Прочие социальные воздействия информации не менее важны, однако их значительно реже замечают или обсуждают. Одно из таких воздействий — вероятная трансформация города XXI столетия. Современный город создавался в результате величайшего прорыва в XIX столетии: речь идет о появлении у людей возможности добираться на работу поездом или трамваем, велосипедом и автомобилем. Трансформация города произойдет под воздействием величайшего прорыва XXI столетия — появления возможности доставлять работу людям на дом, передавая им идеи и информацию. По сути, традиционный город — Токио, Нью-Йорк, Париж или Бомбей — уже перерос свои возможности. Люди уже не могут спокойно попасть в свои офисы утром и выбраться оттуда вечером, о чем красноречиво свидетельствуют многочасовые пробки и поездки в переполненном метро. Современный японец или американец затрачивает около двух часов, чтобы добраться в деловые центры Токио или Нью-Йорка. А вспомните, что творится на площади Пикадилли в часы пик! А ежедневные заторы на автомагистралях Лос-Анджелеса! Поэтому нет ничего удивительного, что информацию приходится доставлять по месту проживания работников — раз уж Магомет (читай — служащий) не идет к горе (читай — в офис). Речь идет об обработке таких видов информации, как кредитные карточки, инженерные проекты, страховые полисы и страховые иски или медицинские записи. Все чаще люди работают у себя дома или, что бывает достаточно часто, в небольших "офисах-спутниках", вынесенных за пределы перенаселенных центральных районов города. Факсимильные аппараты, телефон, двусторонняя видеосвязь, телекс, телеконференции, Internet все чаще приходят на смену поездкам по железной дороге, на автомобилях и даже самолетах. Бум торговли недвижимостью, который отмечался во всех крупных городах в 1970-е и 1980-е годы, а также стремительный рост небоскребов отнюдь не были признаками благополучия. Напротив, все это свидетельствует о начале конца городов. Их деградация может происходить довольно медленно, однако великое достижение прошлого века — современный мегаполис (по крайней мере, в его нынешнем виде) отмирает на глазах.

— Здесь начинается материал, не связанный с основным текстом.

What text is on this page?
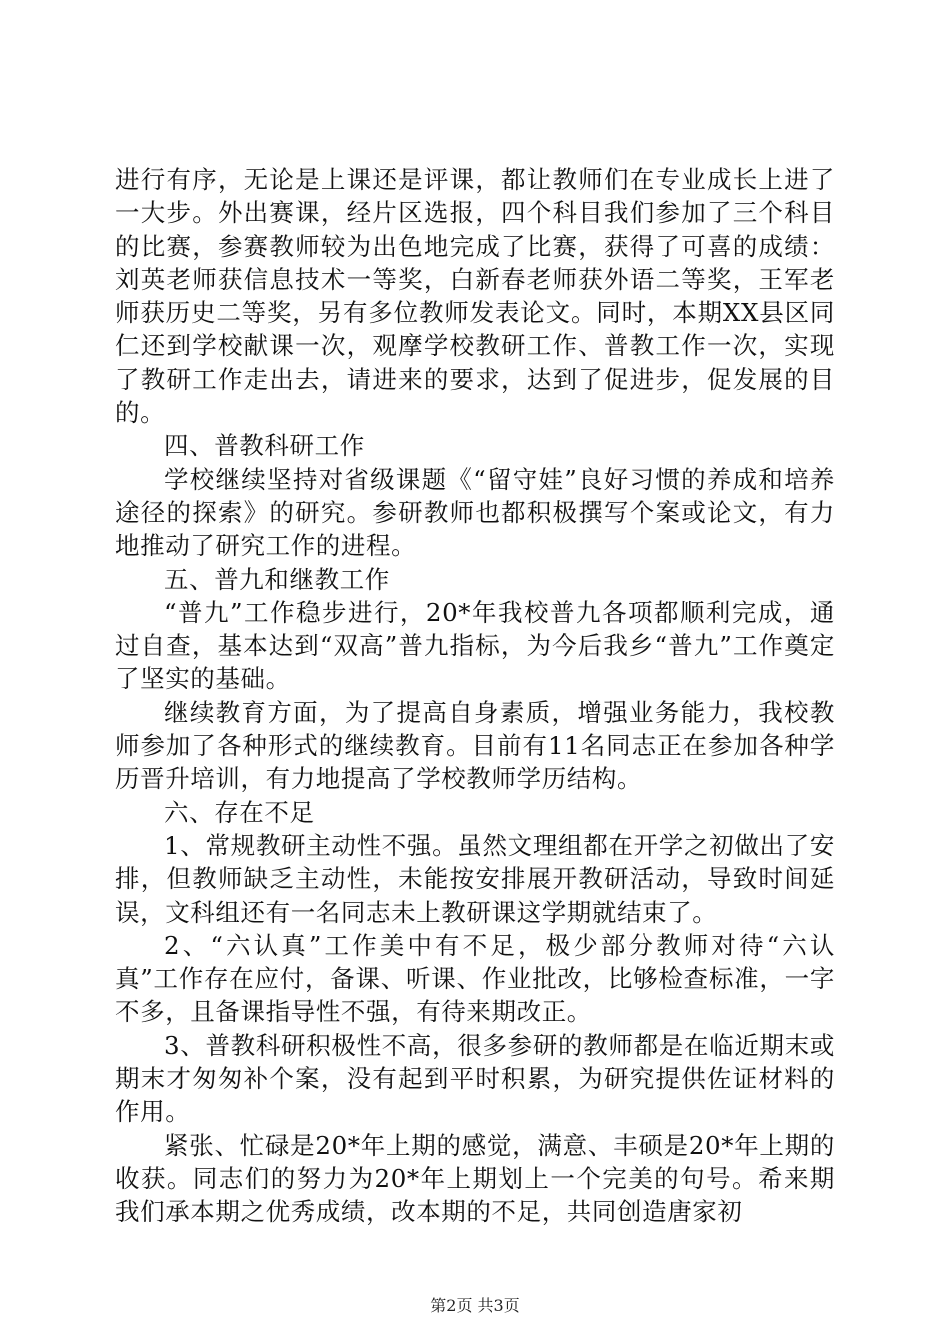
进行有序，无论是上课还是评课，都让教师们在专业成长上进了一大步。外出赛课，经片区选报，四个科目我们参加了三个科目的比赛，参赛教师较为出色地完成了比赛，获得了可喜的成绩：刘英老师获信息技术一等奖，白新春老师获外语二等奖，王军老师获历史二等奖，另有多位教师发表论文。同时，本期XX县区同仁还到学校献课一次，观摩学校教研工作、普教工作一次，实现了教研工作走出去，请进来的要求，达到了促进步，促发展的目的。

四、普教科研工作

学校继续坚持对省级课题《“留守娃”良好习惯的养成和培养途径的探索》的研究。参研教师也都积极撰写个案或论文，有力地推动了研究工作的进程。

五、普九和继教工作

“普九”工作稳步进行，20*年我校普九各项都顺利完成，通过自查，基本达到“双高”普九指标，为今后我乡“普九”工作奠定了坚实的基础。

继续教育方面，为了提高自身素质，增强业务能力，我校教师参加了各种形式的继续教育。目前有11名同志正在参加各种学历晋升培训，有力地提高了学校教师学历结构。

六、存在不足

1、常规教研主动性不强。虽然文理组都在开学之初做出了安排，但教师缺乏主动性，未能按安排展开教研活动，导致时间延误，文科组还有一名同志未上教研课这学期就结束了。

2、“六认真”工作美中有不足，极少部分教师对待“六认真”工作存在应付，备课、听课、作业批改，比够检查标准，一字不多，且备课指导性不强，有待来期改正。

3、普教科研积极性不高，很多参研的教师都是在临近期末或期末才匆匆补个案，没有起到平时积累，为研究提供佐证材料的作用。

紧张、忙碌是20*年上期的感觉，满意、丰硕是20*年上期的收获。同志们的努力为20*年上期划上一个完美的句号。希来期我们承本期之优秀成绩，改本期的不足，共同创造唐家初

第2页 共3页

Город должен стать информационным, а не рабочим центром. Город должен стать информационным узлом, генератором, из которого необходимая нам информация (новости, музыка и т.п.) рассылается по месту потребления. Он должен напоминать средневековый кафедральный собор, в котором крестьяне из близлежащих деревень собирались несколько раз в году по большим праздникам. Остальное время года собор отдавался на откуп священникам и учащимся кафедральной школы. Не превратится ли завтрашний университет из места, которое студенты посещают физически, в "центр знаний", который будет просто пересылать своим студентам соответствующую информацию?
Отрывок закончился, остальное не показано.